I'm not asking about proofs.
(1.) How does this picture induce and flesh out the theorem? I don't understand either.
What's the intuition of the left and right cosets $g\ker\phi = (\ker\phi)g$?
(7.) I'm confounded by $(☼)$. How are all these complicated notations equal intuitively?
(2.) What do the dotted lines represent?
(3.) Why can Fraleigh represent 'the cosets of $\ker\phi$' by 'the solid vertical line segments'? How?
See that: $H=\text{ker }\phi$.
(1.) Don't forget that in non-abelian groups left and right cosets aren't the same unless the subset wich you are looking at is normal in $G$. The overall intuition on cosets is that, they partition the group into distinct subsets.
(2.) the dotted lines show the image of the set in the upper part of the picture under $\phi$.
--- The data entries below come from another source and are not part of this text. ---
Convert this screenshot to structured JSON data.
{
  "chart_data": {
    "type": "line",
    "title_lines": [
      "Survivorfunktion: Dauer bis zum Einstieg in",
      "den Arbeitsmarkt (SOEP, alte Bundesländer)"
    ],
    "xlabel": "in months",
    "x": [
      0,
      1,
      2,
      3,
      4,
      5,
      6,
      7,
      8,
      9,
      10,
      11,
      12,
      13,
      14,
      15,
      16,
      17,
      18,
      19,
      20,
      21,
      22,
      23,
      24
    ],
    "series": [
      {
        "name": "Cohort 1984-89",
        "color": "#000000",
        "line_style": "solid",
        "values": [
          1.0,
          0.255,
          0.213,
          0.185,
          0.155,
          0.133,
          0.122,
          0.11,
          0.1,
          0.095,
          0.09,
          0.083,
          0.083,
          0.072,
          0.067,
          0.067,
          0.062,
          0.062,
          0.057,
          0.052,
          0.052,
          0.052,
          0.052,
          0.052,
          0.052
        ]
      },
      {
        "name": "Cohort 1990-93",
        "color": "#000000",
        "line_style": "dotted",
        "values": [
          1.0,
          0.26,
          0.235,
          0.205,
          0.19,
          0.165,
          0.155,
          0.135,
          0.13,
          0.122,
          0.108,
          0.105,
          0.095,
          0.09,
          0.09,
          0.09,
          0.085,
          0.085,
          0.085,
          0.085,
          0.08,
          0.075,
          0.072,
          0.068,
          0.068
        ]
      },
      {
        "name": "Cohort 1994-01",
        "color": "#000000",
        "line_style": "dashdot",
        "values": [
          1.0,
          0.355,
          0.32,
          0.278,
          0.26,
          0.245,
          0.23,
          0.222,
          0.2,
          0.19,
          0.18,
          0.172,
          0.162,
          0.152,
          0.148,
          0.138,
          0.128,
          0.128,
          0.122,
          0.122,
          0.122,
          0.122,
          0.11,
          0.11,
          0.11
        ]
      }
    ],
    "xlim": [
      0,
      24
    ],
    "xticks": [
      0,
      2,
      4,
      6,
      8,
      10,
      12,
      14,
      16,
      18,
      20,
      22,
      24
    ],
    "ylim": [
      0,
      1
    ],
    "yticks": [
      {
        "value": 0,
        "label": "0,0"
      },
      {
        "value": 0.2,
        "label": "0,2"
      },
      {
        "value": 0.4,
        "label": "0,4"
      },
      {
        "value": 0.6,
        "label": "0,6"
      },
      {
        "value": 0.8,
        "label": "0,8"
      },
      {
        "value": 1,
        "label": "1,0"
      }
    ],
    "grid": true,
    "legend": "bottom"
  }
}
(3.) See (1.). otherwise: it's just a picture, if this picture doesn't work for you, try to come up with another one, that suits you better. (wich would be a good exercise)
(4.) your statement is exactly the same. but see (5.)
(5.) actually: $\phi(y)=\phi(kg)=\phi(k)\phi(g)=\phi(g)$ for some $k\in \text{ker }\phi$
(6.) could you clarify your question? in the statement of the theorem it says: $g\in G$ ?! I don't get your point, sry.
EDIT: (6.) in the above theorem it says "$g\in G$" wich is short for "let $g\in G$". this is just the usual proof strategy: show the statement is true for some arbitrary element, hence is true for all, since you did not claim your element to satisfy any special property and this is true for all elements.